Toward this end, face-to-face interactions between donors and the community impacted are ideal. As an example Ben cites his alma mater, Hillsdale College. Hillsdale regularly hosts lectures and workshops bringing together students and donors in a shared educational setting. When such direct relational experiences are not possible, as is most often the case, organizations should lean heavily on narrative to convey impact.
 
“The story is what creates the community,” Ben explains.

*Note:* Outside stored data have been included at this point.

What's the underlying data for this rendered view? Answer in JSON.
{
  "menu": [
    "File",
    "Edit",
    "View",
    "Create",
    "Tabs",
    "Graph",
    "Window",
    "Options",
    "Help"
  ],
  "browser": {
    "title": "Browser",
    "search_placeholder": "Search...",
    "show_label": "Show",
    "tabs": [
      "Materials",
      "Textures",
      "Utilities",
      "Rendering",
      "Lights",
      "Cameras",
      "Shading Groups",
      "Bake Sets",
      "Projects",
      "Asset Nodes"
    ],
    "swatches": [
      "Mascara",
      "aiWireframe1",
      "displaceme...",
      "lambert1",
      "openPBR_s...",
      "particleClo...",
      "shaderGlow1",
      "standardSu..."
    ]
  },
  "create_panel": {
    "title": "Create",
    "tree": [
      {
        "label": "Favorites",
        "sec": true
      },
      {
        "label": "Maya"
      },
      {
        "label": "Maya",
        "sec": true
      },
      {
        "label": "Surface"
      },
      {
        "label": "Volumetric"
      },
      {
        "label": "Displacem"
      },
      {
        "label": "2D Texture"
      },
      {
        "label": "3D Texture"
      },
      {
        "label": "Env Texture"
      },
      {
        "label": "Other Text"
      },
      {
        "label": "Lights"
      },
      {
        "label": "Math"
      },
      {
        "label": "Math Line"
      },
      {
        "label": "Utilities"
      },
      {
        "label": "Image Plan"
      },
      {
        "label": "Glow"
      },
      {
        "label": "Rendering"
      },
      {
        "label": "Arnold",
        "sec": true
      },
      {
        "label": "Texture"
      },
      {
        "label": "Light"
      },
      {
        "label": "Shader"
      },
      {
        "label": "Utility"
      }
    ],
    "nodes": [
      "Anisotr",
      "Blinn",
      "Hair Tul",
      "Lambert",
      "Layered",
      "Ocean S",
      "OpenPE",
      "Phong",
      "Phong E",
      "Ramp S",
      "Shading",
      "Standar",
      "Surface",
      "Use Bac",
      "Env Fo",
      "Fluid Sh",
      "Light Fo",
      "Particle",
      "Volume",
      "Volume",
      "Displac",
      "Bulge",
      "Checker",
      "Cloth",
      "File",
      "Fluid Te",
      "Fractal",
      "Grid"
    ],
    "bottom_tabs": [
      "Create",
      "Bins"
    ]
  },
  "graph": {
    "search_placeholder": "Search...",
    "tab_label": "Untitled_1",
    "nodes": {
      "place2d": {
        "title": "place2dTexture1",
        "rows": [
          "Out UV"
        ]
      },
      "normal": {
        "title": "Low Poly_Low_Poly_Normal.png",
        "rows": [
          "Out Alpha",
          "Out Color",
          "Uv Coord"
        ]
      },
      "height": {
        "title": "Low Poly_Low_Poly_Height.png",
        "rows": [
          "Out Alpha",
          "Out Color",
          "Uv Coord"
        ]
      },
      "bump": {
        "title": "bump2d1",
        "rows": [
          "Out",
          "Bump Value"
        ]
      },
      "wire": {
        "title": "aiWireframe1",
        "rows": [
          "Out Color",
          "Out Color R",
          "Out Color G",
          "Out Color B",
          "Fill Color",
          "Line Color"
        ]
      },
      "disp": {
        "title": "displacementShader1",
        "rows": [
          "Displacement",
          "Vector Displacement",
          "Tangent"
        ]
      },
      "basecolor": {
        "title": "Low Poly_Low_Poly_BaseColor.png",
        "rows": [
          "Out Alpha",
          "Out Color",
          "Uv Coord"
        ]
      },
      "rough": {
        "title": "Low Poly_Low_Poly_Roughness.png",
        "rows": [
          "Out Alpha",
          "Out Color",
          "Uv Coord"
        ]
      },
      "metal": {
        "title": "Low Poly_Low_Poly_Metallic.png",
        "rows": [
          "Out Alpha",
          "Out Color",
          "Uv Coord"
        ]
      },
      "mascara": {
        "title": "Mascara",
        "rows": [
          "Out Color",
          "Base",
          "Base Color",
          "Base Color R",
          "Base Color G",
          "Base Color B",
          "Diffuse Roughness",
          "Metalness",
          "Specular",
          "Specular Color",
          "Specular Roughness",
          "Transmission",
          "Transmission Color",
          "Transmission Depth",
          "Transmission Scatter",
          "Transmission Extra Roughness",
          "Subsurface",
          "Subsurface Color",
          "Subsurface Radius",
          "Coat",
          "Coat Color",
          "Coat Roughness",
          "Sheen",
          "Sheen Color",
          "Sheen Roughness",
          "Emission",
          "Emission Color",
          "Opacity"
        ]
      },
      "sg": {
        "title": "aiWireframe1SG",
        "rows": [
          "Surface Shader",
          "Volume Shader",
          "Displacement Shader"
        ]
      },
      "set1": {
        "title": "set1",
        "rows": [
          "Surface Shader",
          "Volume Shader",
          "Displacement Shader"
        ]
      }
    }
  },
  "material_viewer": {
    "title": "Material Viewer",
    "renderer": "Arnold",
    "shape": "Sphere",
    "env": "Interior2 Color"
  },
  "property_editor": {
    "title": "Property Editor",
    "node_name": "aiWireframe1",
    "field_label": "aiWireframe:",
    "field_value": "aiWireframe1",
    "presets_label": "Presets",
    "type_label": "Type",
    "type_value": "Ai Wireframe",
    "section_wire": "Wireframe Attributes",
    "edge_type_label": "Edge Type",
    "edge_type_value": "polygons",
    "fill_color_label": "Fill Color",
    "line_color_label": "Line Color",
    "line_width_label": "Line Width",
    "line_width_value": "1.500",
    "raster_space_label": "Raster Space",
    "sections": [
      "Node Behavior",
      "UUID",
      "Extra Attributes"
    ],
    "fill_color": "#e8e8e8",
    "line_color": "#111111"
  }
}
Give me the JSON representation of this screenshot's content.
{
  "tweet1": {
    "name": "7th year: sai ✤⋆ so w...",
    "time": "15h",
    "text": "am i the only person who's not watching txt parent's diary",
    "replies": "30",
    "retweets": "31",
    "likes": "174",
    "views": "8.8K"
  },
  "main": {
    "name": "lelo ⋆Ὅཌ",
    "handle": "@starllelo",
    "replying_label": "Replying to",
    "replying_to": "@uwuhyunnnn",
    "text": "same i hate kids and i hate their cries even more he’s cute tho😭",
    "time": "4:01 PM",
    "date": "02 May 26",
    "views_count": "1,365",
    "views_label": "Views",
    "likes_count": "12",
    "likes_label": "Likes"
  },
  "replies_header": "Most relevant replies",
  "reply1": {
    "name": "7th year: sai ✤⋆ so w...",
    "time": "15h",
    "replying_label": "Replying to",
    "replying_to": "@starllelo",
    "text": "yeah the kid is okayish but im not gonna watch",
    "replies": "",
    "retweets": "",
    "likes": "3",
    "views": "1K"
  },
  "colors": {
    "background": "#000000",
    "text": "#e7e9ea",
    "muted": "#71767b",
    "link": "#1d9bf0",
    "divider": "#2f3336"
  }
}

Stories of real people and real lives affected by an organization’s work can convey a sense of relationship and human connection across distance. They can also speak to the true reasons most people give while offering the most satisfying way to grasp the impact of those gifts.
 
Cultivating a sustained relationship with an individual donor is key for organizations that fundraise. What helps determine the strength of that relationship? Not surprisingly, it is many of the same practices that foster any healthy human relationship. Time. Conversation and storytelling. Emotional investment. True real relationships require real people, and Ben emphasizes that not enough nonprofits designate sufficient staff power to consistent relationship building with donors. They also don’t always facilitate the kind of emotional connection that will deliver the results they desire. Appealing to potential donors’ sense of guilt or fear might work once or twice, at best, but it will not secure the kind of enduring devotion that is fed by compassion, human connection, and hope. Rather than play to an issue-based anxiety or vague desire to “save the world,” tell them a story.
 
While it is not always easy nor common, this kind of approach to philanthropic giving is refreshingly simple and human. By focusing on the heart of philanthropy’s essence – loving (philo) mankind (anthropos) – one senses a satisfying unity between intention, means, and impact. This solid satisfaction is evident when Ben talks with conviction and hope about a relationship-based approach to giving. In this paradigm is also, perhaps, an antidote to the burnout and cynicism that can be all too common and all too tempting in philanthropic work. But in order for this paradigm to be effective, Ben emphasizes the need for trust in the ultimate impact of philanthropy in the economy of God’s kingdom, where our work means more than what we can immediately measure or see.
 

 

Author: Lauren Bobbitt is a 2009 John Jay Institute fellow who studied English literature and now spends her days working in communications at an organic dairy farm and creamery in her Hoosier home.